Sie verweist auf wichtige, längst überfällige Verbesserungen im
Gewaltschutz und in der Gewaltprävention, die in den vergangenen
Jahren mit Grüner Regierungsbeteiligung umgesetzt wurden – etwa die
finanzielle Absicherung der Gewaltschutzzentren sowie der Frauen- und
Mädchenberatungsstellen, den bundesländerübergreifenden Ausbau von
Frauenhäusern und die Einrichtung der ersten Gewaltambulanzen, die
gerichtsfeste Spurensicherung ermöglichen.

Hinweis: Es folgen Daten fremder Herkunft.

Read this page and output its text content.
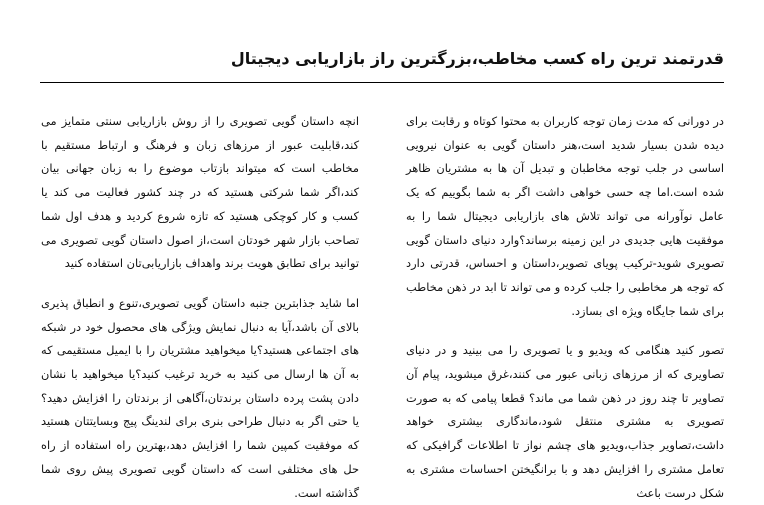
قدرتمند ترین راه کسب مخاطب،بزرگترین راز بازاریابی دیجیتال

در دورانی که مدت زمان توجه کاربران به محتوا کوتاه و رقابت برای دیده شدن بسیار شدید است،هنر داستان گویی به عنوان نیرویی اساسی در جلب توجه مخاطبان و تبدیل آن ها به مشتریان ظاهر شده است.اما چه حسی خواهی داشت اگر به شما بگوییم که یک عامل نوآورانه می تواند تلاش های بازاریابی دیجیتال شما را به موفقیت هایی جدیدی در این زمینه برساند؟وارد دنیای داستان گویی تصویری شوید-ترکیب پویای تصویر،داستان و احساس، قدرتی دارد که توجه هر مخاطبی را جلب کرده و می تواند تا ابد در ذهن مخاطب برای شما جایگاه ویژه ای بسازد.

تصور کنید هنگامی که ویدیو و یا تصویری را می بینید و در دنیای تصاویری که از مرزهای زبانی عبور می کنند،غرق میشوید، پیام آن تصاویر تا چند روز در ذهن شما می ماند؟ قطعا پیامی که به صورت تصویری به مشتری منتقل شود،ماندگاری بیشتری خواهد داشت،تصاویر جذاب،ویدیو های چشم نواز تا اطلاعات گرافیکی که تعامل مشتری را افزایش دهد و با برانگیختن احساسات مشتری به شکل درست باعث

انچه داستان گویی تصویری را از روش بازاریابی سنتی متمایز می کند،قابلیت عبور از مرزهای زبان و فرهنگ و ارتباط مستقیم با مخاطب است که میتواند بازتاب موضوع را به زبان جهانی بیان کند،اگر شما شرکتی هستید که در چند کشور فعالیت می کند یا کسب و کار کوچکی هستید که تازه شروع کردید و هدف اول شما تصاحب بازار شهر خودتان است،از اصول داستان گویی تصویری می توانید برای تطابق هویت برند واهداف بازاریابی‌تان استفاده کنید

اما شاید جذابترین جنبه داستان گویی تصویری،تنوع و انطباق پذیری بالای آن باشد،آیا به دنبال نمایش ویژگی های محصول خود در شبکه های اجتماعی هستید؟یا میخواهید مشتریان را با ایمیل مستقیمی که به آن ها ارسال می کنید به خرید ترغیب کنید؟یا میخواهید با نشان دادن پشت پرده داستان برندتان،آگاهی از برندتان را افزایش دهید؟ یا حتی اگر به دنبال طراحی بنری برای لندینگ پیج وبسایتتان هستید که موفقیت کمپین شما را افزایش دهد،بهترین راه استفاده از راه حل های مختلفی است که داستان گویی تصویری پیش روی شما گذاشته است.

Der letzte Woche im
Nationalrat diskutierte Bericht einer unabhängigen
Expert:innenkommission habe der ÖVP-Grünen-Regierung ausdrücklich
bestätigt, dass im Gewaltschutz wesentliche Fortschritte erzielt
wurden.
„Im Unterschied dazu legt die aktuelle Bundesregierung in
zentralen Bereichen den Rückwärtsgang ein“, kritisiert Disoski
scharf. ÖVP, SPÖ und NEOS haben das Gewaltschutzbudget nicht erhöht –
angesichts der hohen Inflation komme das einer realen Kürzung gleich.
Besonders hart treffe dies die Frauen- und Mädchenberatungsstellen,
die erst vor wenigen Tagen Alarm geschlagen haben: Förderungen durch
das Sozialministerium und das AMS bleiben aus oder werden gestoppt.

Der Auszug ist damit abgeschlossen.